Людмила Улицкая: «Нужно принять участие в этой гениальной игре»

Людмила Улицкая: «Нужно принять участие в этой гениальной игре»

Людмила Улицкая, одна из самых известных российских писательниц, в интервью «Деталям» рассказала об умении евреев смеяться над собой и о том, кому на Руси жить хорошо. А заодно призналась, почему она не хочет в тюрьму.

— Вы говорили, что, как еврейке, вам не положено существовать в русской культуре, что в литературе вы дилетант и даже после выхода нескольких книг вздрагивали, когда вас называли писателем. Как вы боролись с этими комплексами?

Нет, я нигде не говорила, что еврею не положено существовать в русской культуре  слишком большой и заметный вклад внесли евреи в русскую, да и в любую другую культуру тех стран, куда их приводило изгнание. Речь шла только обо мне лично. С комплексами, как вы называете чувство неуверенности в себе, я не боролась. Я достигла известного успеха, как автор, и отношу это за счет расположения звезд на небе, а не за счет своих усилий по борьбе с комплексами. Это характерологические особенности: одни в себе более чем уверены, другие, как я, сомневаются…

— Герой романа «Зеленый шатер» Виктор Юльевич говорит: «Еврейские мальчики особенно чувствительны к русской литературе». А как объяснить, что еврейская девочка оказались так же восприимчива к русскому языку?

Это, скорее, шутка из уст грузина, преподавателя русской словесности. Что же касается евреев, это не требует никакого сложного объяснения. Народ Книги тем и занят, что читает и пишет книги. На том языке, который знают. Мой язык русский. А мой прадед писал на иврите комментарии к Торе, и после его смерти мой дед отнес в синагогу целый ворох его  размышлений по поводу Торы.

— Переплетение трагического с комичным в ваших книгах – явление нередкое… 

 Это довольно распространенное мировидение евреев. В ХХ веке был широко распространен, и до сих пор не перевелся, жанр еврейского анекдота. Это изумительно интересное явление и филологическое, и психологическое, и в нем отражается замечательное качество еврея – умение посмеяться над собой, умение находить в драматическом смешные оттенки, а в самом смешном – признаки высокой драмы… Кстати, это свойственно в большой мере литературе на идише, Шолом- Алейхему, например. И даже в творчестве такого выдающегося еврейского писателя,  как Фридрих Горенштейн, писателя высокого драматизма, можно найти и этот горький смех над самим собой…

—  Алексей Герман работал над картиной «Трудно быть богом» около 14 лет и боялся умереть до ее завершения.  А один из ваших романов писался, с перерывами, 17 лет. Повесть «Веселые похороны» – 7 лет. Вас не посещают подобные мысли, когда вы беретесь за роман?

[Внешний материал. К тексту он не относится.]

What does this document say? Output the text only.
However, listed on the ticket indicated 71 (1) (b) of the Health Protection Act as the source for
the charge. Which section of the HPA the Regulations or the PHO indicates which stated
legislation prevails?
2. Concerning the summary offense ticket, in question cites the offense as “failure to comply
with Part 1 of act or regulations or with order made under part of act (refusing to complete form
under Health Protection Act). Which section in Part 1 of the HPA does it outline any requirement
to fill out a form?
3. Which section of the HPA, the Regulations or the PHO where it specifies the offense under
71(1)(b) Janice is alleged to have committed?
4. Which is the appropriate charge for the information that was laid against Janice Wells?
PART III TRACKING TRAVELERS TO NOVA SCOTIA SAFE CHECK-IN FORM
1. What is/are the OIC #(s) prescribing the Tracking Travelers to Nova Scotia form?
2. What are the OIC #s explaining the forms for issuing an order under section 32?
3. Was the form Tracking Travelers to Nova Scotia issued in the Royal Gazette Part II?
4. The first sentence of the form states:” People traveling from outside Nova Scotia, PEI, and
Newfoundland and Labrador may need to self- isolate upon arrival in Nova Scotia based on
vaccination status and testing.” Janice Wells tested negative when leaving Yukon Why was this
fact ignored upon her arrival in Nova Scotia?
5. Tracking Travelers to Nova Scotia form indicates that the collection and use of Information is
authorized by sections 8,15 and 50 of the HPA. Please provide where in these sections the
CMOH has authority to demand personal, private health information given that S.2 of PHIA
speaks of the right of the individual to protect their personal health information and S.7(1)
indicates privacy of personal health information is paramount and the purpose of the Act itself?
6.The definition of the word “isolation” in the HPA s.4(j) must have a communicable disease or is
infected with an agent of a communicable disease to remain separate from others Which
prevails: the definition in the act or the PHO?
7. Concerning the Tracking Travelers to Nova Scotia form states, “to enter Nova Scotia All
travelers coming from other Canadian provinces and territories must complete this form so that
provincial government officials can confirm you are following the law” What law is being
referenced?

 Да, это я понимаю. Когда я заканчивала роман «Даниэль Штайн, переводчик», то очень внимательно следила за цветами светофоров. Не хотелось погибнуть под машиной, не закончив книгу.

— Тонино Гуэрра вспоминал, что, когда умирал его отец, ему было безумно интересно наблюдать за ним. Он даже завел маленький блокнот, куда тайком заносил самые важные наблюдения. В свое оправдание он говорил, что много раз с ужасом осознавал, насколько нелепо и гадко его поведение, однако чувствовал, что все это происходит помимо его воли, словно он страдает неисправимым пороком. Ему казалось, что все служит лишь материалом для будущего рассказа, романа или сценария. У вас есть такой блокнот и бывает ли вам неловко за него?

— Книжечки есть, накопились больше чем за сорок лет, я как раз сейчас начала их разбирать, потому что возраст подталкивает к этому внимательному просмотру жизни. Тонино Гуэрра не представляется мне эталоном писателя. Я была с ним знакома на старости его лет, и он восхитительно радовался футболу по телевизору, каждому забитому голу. Это говорило о том, что вкус к жизни у него нисколько не потерян, если он может так радоваться в столь незначительной ситуации… Что касается моих старых записей, некоторые записи давних лет у меня вызывают недоумение: как, неужели я так думала? Так чувствовала? Это говорит только о том, что человек в течении жизни способен меняться. Но способен и не меняться…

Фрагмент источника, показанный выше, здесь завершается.